|
Editor’s note: This is the second of a three-part
conversation with Bremerton’s Les Eathorne. By Terry Mosher Editor, Sports Paper At almost the exact day Congress approved the Lend-Lease Act
that moved the United States further along toward the war in Europe, Les
Eathorne was playing on the Bremerton High School team that was capturing the
1941 state basketball championship with a 30-29 victory over St. John’s. Eathorne was a
junior that year and it wasn’t until the next year that he would be captain and
a starter on the Wildcat team that would lose to Hoquiam, 36-34, in the state
title contest. It would be the second championship for the Elmer Huhta-coached
Grizzles in four years and denied coach Ken Wills back-to-back titles. (Huhta
resigned after this season to take the position as head freshman football coach
at the University of Washington). Bremerton would
have to wait until 1973 and 74 to get those back-to-back state titles. By then,
Eathorne had gone from high school player to military service, to college
player, married, and had returned to be the coach of the East Bremerton team
that won those titles. Eventually Eathorne
would win 502 games as basketball coach, be inducted into the Kitsap County
Sports Hall of Fame, the Washington State Basketball Coaches Association Hall
of Fame and be honored as one of the best coaches to come out of West Sound
area, getting a spot in that lofty status right beside his mentor, Ken Wills.

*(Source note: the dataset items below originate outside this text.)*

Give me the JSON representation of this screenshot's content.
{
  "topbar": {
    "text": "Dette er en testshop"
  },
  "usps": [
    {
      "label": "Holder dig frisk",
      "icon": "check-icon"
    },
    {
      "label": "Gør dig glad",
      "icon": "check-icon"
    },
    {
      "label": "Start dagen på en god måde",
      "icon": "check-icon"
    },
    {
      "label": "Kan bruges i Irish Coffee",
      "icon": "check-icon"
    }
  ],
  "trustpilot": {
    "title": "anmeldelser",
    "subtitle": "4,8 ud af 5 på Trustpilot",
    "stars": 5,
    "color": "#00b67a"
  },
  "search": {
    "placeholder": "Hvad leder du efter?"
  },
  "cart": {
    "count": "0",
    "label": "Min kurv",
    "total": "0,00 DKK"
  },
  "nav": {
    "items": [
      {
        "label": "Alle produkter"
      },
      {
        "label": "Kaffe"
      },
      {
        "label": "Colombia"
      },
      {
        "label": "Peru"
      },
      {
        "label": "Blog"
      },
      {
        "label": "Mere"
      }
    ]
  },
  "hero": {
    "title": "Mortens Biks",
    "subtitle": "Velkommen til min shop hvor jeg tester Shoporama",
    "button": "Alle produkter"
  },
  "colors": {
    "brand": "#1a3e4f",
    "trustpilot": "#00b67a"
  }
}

He earned one of the best honors of his life in 1976 when he was recognized in
Milwaukee as the national high school athletic director of the year. Now it’s
Eathorne’s stepson, Casey Lindberg, who is coaching Bremerton boys basketball,
while he sits on the opposite side from the team bench at home games, watching,
analyzing, and softly cheering. Following is a conversation with Eathorne, part two:
TSP: When did you first realize maybe basketball would take
you places you didn’t expect to go, such as college, coaching? LE: The first time I knew is when my mother started letting
me do things I wasn’t able to do before, like go on Sundays to shoot baskets at
Jack Madsen’s at the end of Elizabeth Street. He had a basket there he didn’t
use much, and I had an old ball, and I just played there. My mother never got
mad at me if I was late coming in. I didn’t realize it at the time, but (Ken)
Wills had told her that if I played well and did what I was told, they might be
able to get me a college scholarship, and that changed everything with my
mother. I had free reign as far as doing things with basketball, as long as I
was where I was supposed to be. First time I ever played (competitively) was with
the Presbyterian Church in a church league. The next year I played for the
Lutheran Church; they had better uniforms and prettier girls. Then I found out
the Methodist Church across from the Admiral (Theater) had a gymnasium inside
their church, so I would go there to play. Basketball was natural for me.
Nothing encourages you more then when you go to a tournament and find out you
are better than most kids there. I wasn’t tough enough to like the contact or
playing in the mud in football. In football, you have to get the mud out of
your jock and everywhere else. I just didn’t like that. I did turn out for
football in high school. Harold Shidler was the coach. He was one of the better
coaches Bremerton ever had. Very much a disciplinarian. His only claim to fame
is he kicked a field goal for the University of Washington against Oregon. It
hit the goal post and bounced through (in 1924, when Shidler played, Washington
lost to Oregon 7-3). TSP: What were some of the highlights of your high school
career? LE: When you start out as a sophomore and the team goes to
the state tournament at the University of Washington and, God almighty, you get
out on the floor and look up, geez, that is thrilling for anybody. I was
enamored by it. The hardest thing was to beat out the kids from Bremerton. We
had so many players. If you were playing half the game, or anything like that,
you were doing well. We had about 30 players. Roger Wiley, who got a full
scholarship to the University of Oregon. He was about 6-foot-8 and a half. Bob
Engstrom, Barry Neon, Al Kean. Wes Wager, he was a professor for many years at
the University of Washington. Ray Volz, Art McCarty, Ed Devaney, his dad was
part-owner of the Bremerton Cruisers baseball team; that’s how we got jobs
selling peanuts at Roosevelt Field, Al Maul, who went to Washington State
mainly as a baseball player (Maul led the WSU freshman basketball team in
scoring). Frank Wright, about 6-foot-3, played at Northwestern. He could dunk
it, but you couldn’t do that then. When we had open gym, the kids would flood
in. Some of our best games were played right there in that gym at the high
school between 4th and 5th streets during open gym. TSP: You guys won a state championship and lost a close one.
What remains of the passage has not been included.